Come to think of it music and painting and other expressions of creativity are all about progress, aren't they?

They mask the most prominent condition of our times, the disorder of attention deficit. We can't stand still. We constantly have to be on the move, talking to someone, listening or texting someone. We are slaves to our electronic toys. Show people some new gadget, or show them the old gadget in a new way and they are hooked.

We've left the fresh air and smell of mature and the need to work from sun up to sunset to make chump change, for urban sprawl. We still want the feel of the real without the smell or aggravation. Now we have street art in metropolitan America where ceramic pigs and cows in colorful polka-dot acrylic splendor grace the boulevard of the high-end shops. Not to be outdone, plastinated real dead animals are on display in art galleries and homes of affluent sportsmen.

What this reveals is our sickness, the shadows of our collective mind, the anxieties of our times juxtaposed in point-counterpoint to expose the sarcophagus of "the project." Wake up little, Susie, wake up!

Nobody creates anymore. Look to popular music. It is primarily noise, a lot of gyrations, bastardizing the language, and staying well within the limits of gonad consciousness. Painters don't paint anymore. Daubing canvases with streaks of colors place us back in the ancient caves of primitives who were afraid to come out for fear of being the lunch of some wild animal.

The fear now is not of wild animals but of intimacy. We don't want to know ourselves. When others find out who we are, and they don't like it, they do one of two things: they attempt to change us, or they abandon us. We do the same things to ourselves and with our projects.

When they don't work out or work as they are supposed to within the time constraints that we artificially impose, we panic. We become stressed out.

Mild forms of stress - overworking a problem at work or at home compounds the impact - induce physical reaction to make us stop. We have a pain behind the eyes or in a knee or in some other part of our anatomy that forces us to do so. Extreme forms of stress release the same atavistic mechanism known as "fight or flight" - that burst of energy, which will give us the strength to confront the problem and our adversary or cause us to retreat into ourselves, and say, "no big deal," and suffer the mounting stress for the denial.

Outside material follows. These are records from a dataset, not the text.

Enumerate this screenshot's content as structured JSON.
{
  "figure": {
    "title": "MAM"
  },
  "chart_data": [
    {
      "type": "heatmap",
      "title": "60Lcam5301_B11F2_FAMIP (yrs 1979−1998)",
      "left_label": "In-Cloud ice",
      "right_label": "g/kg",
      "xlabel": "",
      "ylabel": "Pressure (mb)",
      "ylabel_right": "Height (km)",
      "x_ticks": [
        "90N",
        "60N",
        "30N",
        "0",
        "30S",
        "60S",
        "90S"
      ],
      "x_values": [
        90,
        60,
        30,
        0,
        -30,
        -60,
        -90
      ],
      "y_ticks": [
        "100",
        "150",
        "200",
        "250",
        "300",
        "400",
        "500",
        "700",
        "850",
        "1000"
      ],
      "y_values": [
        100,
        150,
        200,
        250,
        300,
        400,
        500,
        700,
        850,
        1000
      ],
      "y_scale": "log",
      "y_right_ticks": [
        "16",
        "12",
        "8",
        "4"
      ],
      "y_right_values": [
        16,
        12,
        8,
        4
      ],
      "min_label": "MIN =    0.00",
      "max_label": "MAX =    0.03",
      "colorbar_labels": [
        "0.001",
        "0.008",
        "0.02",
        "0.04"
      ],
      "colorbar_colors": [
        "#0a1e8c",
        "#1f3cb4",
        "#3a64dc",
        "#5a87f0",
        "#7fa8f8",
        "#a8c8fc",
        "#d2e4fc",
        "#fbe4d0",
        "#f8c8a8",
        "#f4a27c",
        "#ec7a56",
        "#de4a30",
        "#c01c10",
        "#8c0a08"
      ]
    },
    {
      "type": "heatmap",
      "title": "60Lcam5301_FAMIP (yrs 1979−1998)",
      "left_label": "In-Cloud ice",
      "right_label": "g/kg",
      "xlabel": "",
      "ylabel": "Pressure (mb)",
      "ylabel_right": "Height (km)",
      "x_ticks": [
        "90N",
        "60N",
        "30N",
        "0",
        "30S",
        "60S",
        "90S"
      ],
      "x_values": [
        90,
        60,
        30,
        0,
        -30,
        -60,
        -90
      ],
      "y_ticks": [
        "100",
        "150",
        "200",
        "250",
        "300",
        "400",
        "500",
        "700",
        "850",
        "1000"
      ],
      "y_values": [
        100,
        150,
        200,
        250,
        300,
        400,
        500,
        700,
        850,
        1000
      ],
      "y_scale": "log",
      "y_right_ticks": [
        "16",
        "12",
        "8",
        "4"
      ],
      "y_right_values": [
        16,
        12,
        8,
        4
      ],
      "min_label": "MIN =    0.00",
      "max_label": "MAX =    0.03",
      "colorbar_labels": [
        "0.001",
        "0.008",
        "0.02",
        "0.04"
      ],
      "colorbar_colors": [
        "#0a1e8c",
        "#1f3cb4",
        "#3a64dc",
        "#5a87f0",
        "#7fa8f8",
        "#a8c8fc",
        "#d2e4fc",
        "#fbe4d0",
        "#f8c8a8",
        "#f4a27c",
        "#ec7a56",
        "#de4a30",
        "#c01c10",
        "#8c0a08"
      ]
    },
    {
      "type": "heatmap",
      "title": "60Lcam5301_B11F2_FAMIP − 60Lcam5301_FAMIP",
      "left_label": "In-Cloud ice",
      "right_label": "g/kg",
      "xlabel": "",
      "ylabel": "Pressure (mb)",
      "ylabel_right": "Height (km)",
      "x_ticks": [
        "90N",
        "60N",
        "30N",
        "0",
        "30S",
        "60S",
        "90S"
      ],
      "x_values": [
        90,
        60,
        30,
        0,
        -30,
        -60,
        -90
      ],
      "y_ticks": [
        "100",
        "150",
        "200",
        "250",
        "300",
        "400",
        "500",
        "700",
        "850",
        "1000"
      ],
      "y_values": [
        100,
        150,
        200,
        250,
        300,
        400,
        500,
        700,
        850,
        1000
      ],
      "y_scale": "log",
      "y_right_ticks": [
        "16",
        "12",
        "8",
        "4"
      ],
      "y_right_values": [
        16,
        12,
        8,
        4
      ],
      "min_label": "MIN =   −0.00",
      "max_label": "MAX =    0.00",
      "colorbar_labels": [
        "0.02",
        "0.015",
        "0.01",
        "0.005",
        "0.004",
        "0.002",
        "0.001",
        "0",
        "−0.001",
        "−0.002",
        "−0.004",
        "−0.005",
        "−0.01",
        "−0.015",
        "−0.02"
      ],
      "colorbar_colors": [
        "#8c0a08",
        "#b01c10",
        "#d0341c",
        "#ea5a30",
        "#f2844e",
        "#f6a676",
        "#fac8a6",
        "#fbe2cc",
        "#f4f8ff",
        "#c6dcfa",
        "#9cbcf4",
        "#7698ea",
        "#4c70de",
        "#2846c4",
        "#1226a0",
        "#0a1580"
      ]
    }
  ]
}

We are no longer in the wild, but our urban jungle induces the same reaction. The combined pressure of a heavy workload with distressing details and no clear closure, the death of a parent, the divorce from a mate, the plunge into chaos from a natural disaster, can trigger a permanent adrenalin rush. Blood pressure goes up, weight goes down, and appetite is suppressed. The brain speeds up. Sleep becomes evasive, sex impossible. The body reacts as if the mind has encountered something to be feared. There is sweating, anxiety, rising to panic, followed by memory loss, and obsessive circular thinking as if on a treadmill spinning away and going nowhere in a cage.

We are not operating in a sacred world of high purpose. We are operating in a market economy. Progress is our most important product. Here we are aiming at some high truth, when in fact we are mired in the mud of commerce.

One of a continuing series from Dr. Fisher, whose most recent book is A Look Back to See Ahead (2007).